According to a recent Harris Poll of more than 2,200 U.S. adults, 78 percent of respondents believe having dinner at home involves cooking from scratch. I agree wholeheartedly. But some of the other findings have me scratching my head.
When asked what it means to have dinner at home, 45 percent said it could mean heating up something from the fridge or freezer. I can almost buy that if it means heating up leftovers that were made from scratch, using fresh ingredients. But I know that’s not the case.
37 percent said having dinner from home could mean using shortcuts such as precut veggies or pre-marinated chicken breasts for cooking. Pay extra for the convenience of precut veggies? Okay, if you must. Pre-marinated chicken breasts? Now you’re crossing the line into processed food.
Other options that fall under the umbrella of having dinner at home, according to the survey, include takeout (23 percent), purchasing pre-prepared meals (22 percent), food delivery (15 percent), and meal or ingredient delivery services such as Blue Apron (7 percent).
Obviously, this particular survey didn’t make a distinction between cooking dinner at home and having dinner at home.

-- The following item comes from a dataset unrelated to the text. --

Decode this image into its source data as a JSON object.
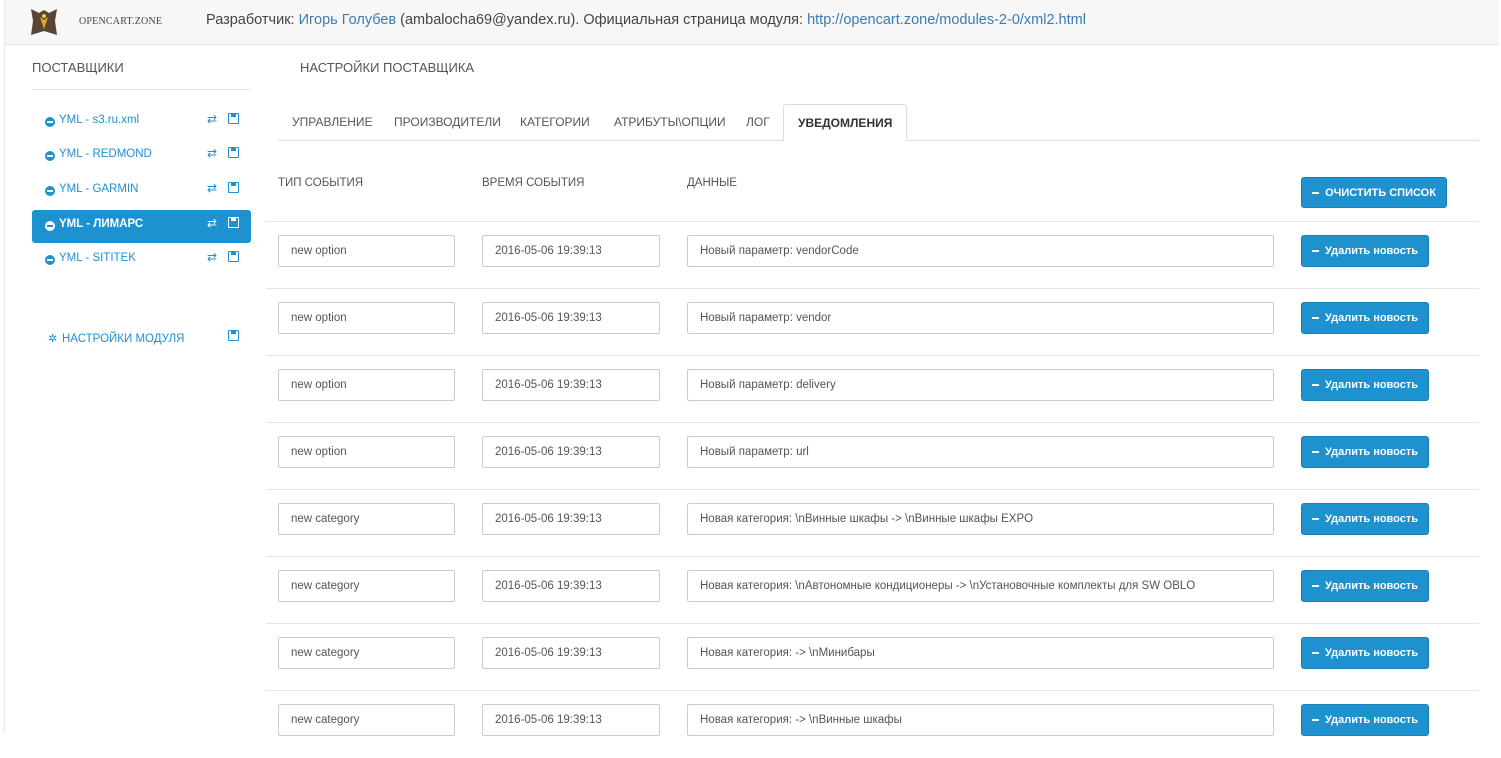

We all know that cooking at home is healthier than eating out or ordering out. This was confirmed in research from the Johns Hopkins Bloomberg School of Public Health, which found that people who cooked dinner at home at least six nights a week consumed fewer calories and less sugar and fat. When you eat out, you let someone else control what goes into your body.
We also know that cooking at home is less expensive and less wasteful than eating out or ordering out. In fact, Nation’s Restaurant News recently reported that the cost of groceries actually fell 0.5 percent since last year, while restaurant prices rose 2.7 percent.
But all of these studies neglect the most important part of cooking and eating dinner at home – the family.
Every member of the family can be involved in choosing and planning meals, shopping for ingredients, and the actual cooking. This is a great way to teach kids about nutrition and the value, financial and otherwise, of a home-cooked meal.
Cooking at home also allows you to bring back an incredibly important but overlooked tradition – the family dinner.
This is when you find out what your kids learned at school and what they talked about with friends. This is when you and your spouse tell each other about your day. This is when you share funny stories and discuss what’s going on in the world. This is when you learn about and solve problems.
In other words, home-cooked family dinners bring families closer. You can’t get that from a take-out menu, a fast food drive-thru, the frozen food section of the grocery store, or even a nice restaurant. It only happens at the dinner table.
Remember, eating dinner at home isn’t just a healthy decision, and it’s not just a smart financial decision.
Eating dinner at home is the best family decision. Isn’t that what it’s really all about?